郵政事業は、郵政省の頃から特定郵便局では、事業ごとの分計基準が定まっており、特定局では概ね郵便貯金に占める割合が70%~80% 郵便10~20% 簡易保険は10%以下という割合でしたでしょうか。
実際、特定郵便局では簡易保険の目標は貯金と比べると少なかったのですが、窓販の特性上募集手当は普通郵便局の外務員よりもはるかに大きかったそうです。(私は残念ながら、お局さんが居たので、特定局で勤務した2年間全く貯金も簡易保険も募集することはありませんでした。)
ということで、郵政は当初は事業ごとの会社だったのが、特定郵便局の局長の地位保全もあって、4つの会社が生まれるという事態となりました。
特に普通局では、貯金・保険事業は全く別会社と言うことで郵便局内で仕切りが設けられたリ、郵政支社(旧郵政局)も事業ごとに部署が別れてしまい、むしろ風通しが悪くなったと思ったものです。
時代遅れだった郵便事業の民営化

さらに、問題は郵便事業がインターネットの普及によりメールなどでのやり取りが一般化し、信書として手紙を出す機会が減ってしまったことでした。
私自身は、昭和63年頃、郵政省も民営化した方が良いのではないかと思った時期がありました、インターネットも解禁となっておらず、通信会社などにも参入すれば郵便事業は電気通信と郵便の2枚看板で行けるのではないかと思ったのでした。(まぁ、若者の浅知恵ですけどね。苦笑)
実際に事業論文に郵便局も民営化すべきだ・・・みたいなことを書いて総スカンを食らいました
ゆうちょ銀行も。

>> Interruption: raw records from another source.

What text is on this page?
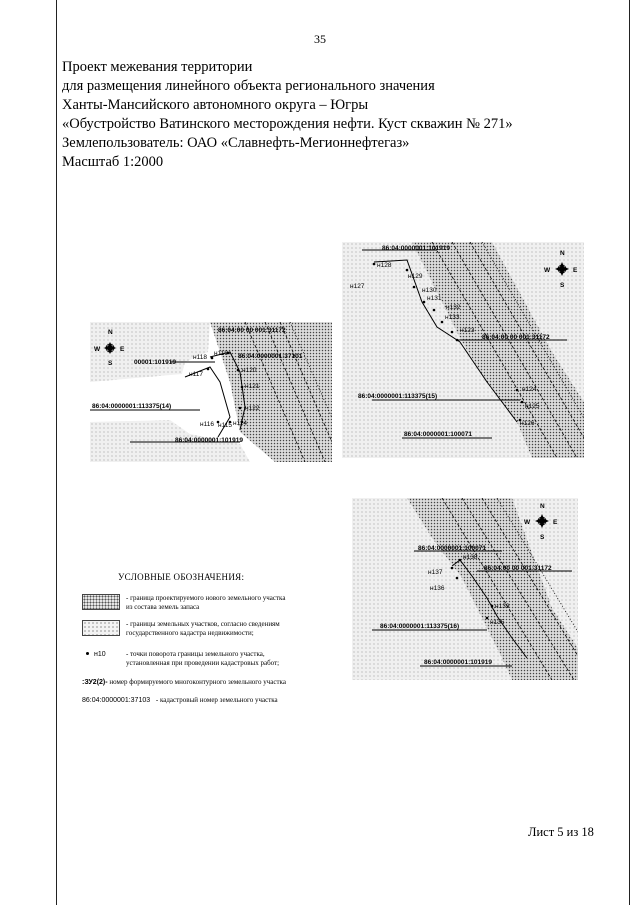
35
Проект межевания территории
для размещения линейного объекта регионального значения
Ханты-Мансийского автономного округа – Югры
«Обустройство Ватинского месторождения нефти. Куст скважин № 271»
Землепользователь: ОАО «Славнефть-Мегионнефтегаз»
Масштаб 1:2000
N
S
W	E
86:04:00 00 001:31172
00001:101919
86:04:0000001:37101
86:04:0000001:113375(14)
86:04:0000001:101919
н118
н119
н117
н120
н121
н122
н116 н115 н114
N
S
W	E
86:04:0000001:101919
86:04:00 00 001:31172
86:04:0000001:113375(15)
86:04:0000001:100071
н128
н127
н129
н130
н131
н132
н133
н123
н124
н125
н126
N
S
W	E
86:04:0000001:100071
86:04:00 00 001:31172
86:04:0000001:113375(16)
86:04:0000001:101919
н138
н137
н136
н139
н135
УСЛОВНЫЕ ОБОЗНАЧЕНИЯ:
- граница проектируемого нового земельного участка
из состава земель запаса
- границы земельных участков, согласно сведениям
государственного кадастра недвижимости;
н10	- точки поворота границы земельного участка,
установленная при проведении кадастровых работ;
:ЗУ2(2)- номер формируемого многоконтурного земельного участка
86:04:0000001:37103 - кадастровый номер земельного участка
Лист 5 из 18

かんぽ生命も収益会社は優等生
ゆうちょ銀行やかんぽ生命が、実質的に政府保証を受けたままの形で、特にかんぽ生命は、基本的には簡易保険時代の商品を看板だけ挿げ替えたような商品でその後も販売したり、貯金も同様に募集を行って利益を稼ぎ出す反面、郵便事業は平成20年(2008年)以降は赤字決算続きとなってしまいました。
郵便局会社は、上記の様に各事務取扱量によって手数料という形で郵便局会社に支払う形となっています。
結果的には、この4社体制はまず最初に、土性骨である郵便事業が早々と脱落し、郵便局会社が郵便事業株式会社を救済のため吸収合併する形で平成24年(2012年)10月1日に再編成が行われ、名称も「日本郵便株式会社」と変更し現在に至っているのはご存じのとおりです。
かんぽ生命は、一足早く郵便局から離脱
なお、現在も旧普通局などでは、ゆうちょ銀行は局内に設けていますが、かんぽ生命に関しては、旧普通局の局舎からでて、別の貸しビルなどに入居しており、完全に郵便局とは距離をおいた形を取っています。
なお、郵便局内のかんぽ生命の窓口は日本郵政の職員がかんぽ生命の委託を受けて仕事をしているようです


民営化10年を経て上場も果たした郵政事業ですが、郵政省末期から非正規を増やし始めており、現在では集配職員の半数近くが非正規とも聞きます。
さらに、前回書きましたが集配頻度の低下により送達日数(郵便物を郵便局が引き受けて受取人に到達するまでの日数)も遅延傾向にあり、郵政所時代は、島しょ部などを除き、翌日配達を目指すと言われたりしたものですが、最近では大阪から九州に郵便物を送付しても下手したら3日かかることもあるなど、サービスは大きく低下しています。
郵便事業は再度公有(国有)化されるのか?
今後も郵便に関してはユニバーサルサービスの維持ということが義務付けられていることを考えれば、日本郵便に関しては再度法令を改正して郵政公社もしくは、それに準じるような外局に戻していく必要もあるのではないだろうかと改めて思ってしまいます。



民営化は、大規模都市などで競争原理が働くところは有効ですが。そうでない地域に関してはブロック単位(旧郵政局単位)で収支を計算し、採算困難地域には、費用補填などの必要もあるのではないでしょうか。